Zondagmiddag heb ik met Jan
Egberts en de andere bewoners van Herzberge in de zon gelegen om wat bruiner te
worden. Jan heeft nog nooit zo’n lekker bruin kleurtje gehad als nu, hij werd
in Holland nooit anders dan sproeterig. Ik ben nog maar bleekjes hoor, ik kan
ook niet iedere dag in de zon liggen.
Zondagavond ben ik nog even bij
Kees geweest. Die heeft me daar een week vacantie gehad, en is een vriend op
wezen zoeken die ergens in het Sudetenland werkt. Het is en prachtig in de
bergen, en je voelt je er best, net als in vredestijd, behalve dan dat de
tegenstelling Tsjech – Duitser er een zeer onaangename sfeer schept. Kees zag
er best uit, het doet toch wel veel goeds, een weekje vacantie. Ik zal zelf ook
nog eens een poging wagen. Gewoon verlof zal wel niet doorgaan, maar een paar
dagen in Berlijn vrij rondlopen is toch ook niet te versmaden.

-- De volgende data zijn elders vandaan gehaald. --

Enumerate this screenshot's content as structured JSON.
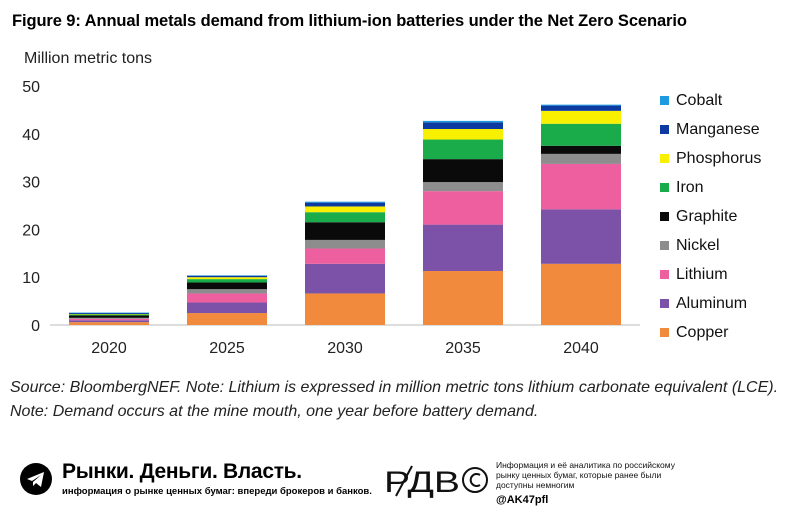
{
  "chart_data": {
    "type": "bar",
    "stacked": true,
    "title": "Figure 9: Annual metals demand from lithium-ion batteries under the Net Zero Scenario",
    "ylabel": "Million metric tons",
    "xlabel": "",
    "ylim": [
      0,
      50
    ],
    "yticks": [
      0,
      10,
      20,
      30,
      40,
      50
    ],
    "grid": false,
    "legend_position": "right",
    "categories": [
      "2020",
      "2025",
      "2030",
      "2035",
      "2040"
    ],
    "series": [
      {
        "name": "Copper",
        "color": "#f28a3e",
        "values": [
          0.6,
          2.5,
          6.6,
          11.3,
          12.8
        ]
      },
      {
        "name": "Aluminum",
        "color": "#7b52a8",
        "values": [
          0.4,
          2.2,
          6.2,
          9.7,
          11.4
        ]
      },
      {
        "name": "Lithium",
        "color": "#ee5fa0",
        "values": [
          0.3,
          1.9,
          3.2,
          7.0,
          9.5
        ]
      },
      {
        "name": "Nickel",
        "color": "#8d8d8d",
        "values": [
          0.2,
          0.9,
          1.8,
          1.9,
          2.1
        ]
      },
      {
        "name": "Graphite",
        "color": "#0a0a0a",
        "values": [
          0.5,
          1.4,
          3.7,
          4.8,
          1.7
        ]
      },
      {
        "name": "Iron",
        "color": "#1aab4a",
        "values": [
          0.2,
          0.7,
          2.1,
          4.1,
          4.6
        ]
      },
      {
        "name": "Phosphorus",
        "color": "#f9f000",
        "values": [
          0.1,
          0.4,
          1.2,
          2.2,
          2.7
        ]
      },
      {
        "name": "Manganese",
        "color": "#0d3aa0",
        "values": [
          0.2,
          0.3,
          0.8,
          1.4,
          1.1
        ]
      },
      {
        "name": "Cobalt",
        "color": "#1e9be0",
        "values": [
          0.1,
          0.1,
          0.2,
          0.3,
          0.2
        ]
      }
    ]
  },
  "source_note": "Source: BloombergNEF. Note: Lithium is expressed in million metric tons lithium carbonate equivalent (LCE). Note: Demand occurs at the mine mouth, one year before battery demand.",
  "footer": {
    "brand_title": "Рынки. Деньги. Власть.",
    "brand_subtitle": "информация о рынке ценных бумаг: впереди брокеров и банков.",
    "telegram_icon": "telegram-icon",
    "pvb_logo": "РДВ©",
    "info_text": "Информация и её аналитика по российскому рынку ценных бумаг, которые ранее были доступны немногим",
    "handle": "@AK47pfl"
  }
}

Maandagavond zijn Kees, Jan
Egberts en nog twee Herzbergenaren op bezoek geweest bij mij, in het lager. Die
leven daar als prinsen in een ziekenhuis, en weten helemaal niet wat er verder
te koop is in de wereld. Ik heb pannekoeken gebakken en bier geschonken, voor
deze bijzondere gelegenheid, want we spreken bijna altijd af dat we in
Herzberge bij elkaar komen. Het was erg gezellig.
Gisterenavond was er weer
Spreekrans, Brautigam, een nieuw lid in het gezelschap, wist ons het een en
ander te vertellen over de waardevastheid van het geld. Erg geslaagd was het
niet, maar het kan ook niet altijd goed zijn. Zo, jullie ziet al weer dat er
hier geen dag voorbij gaat, of we hebben iets belangrijks te doen. Vanavond ga
ik zwemmen, daar is ook je avond mee gevuld.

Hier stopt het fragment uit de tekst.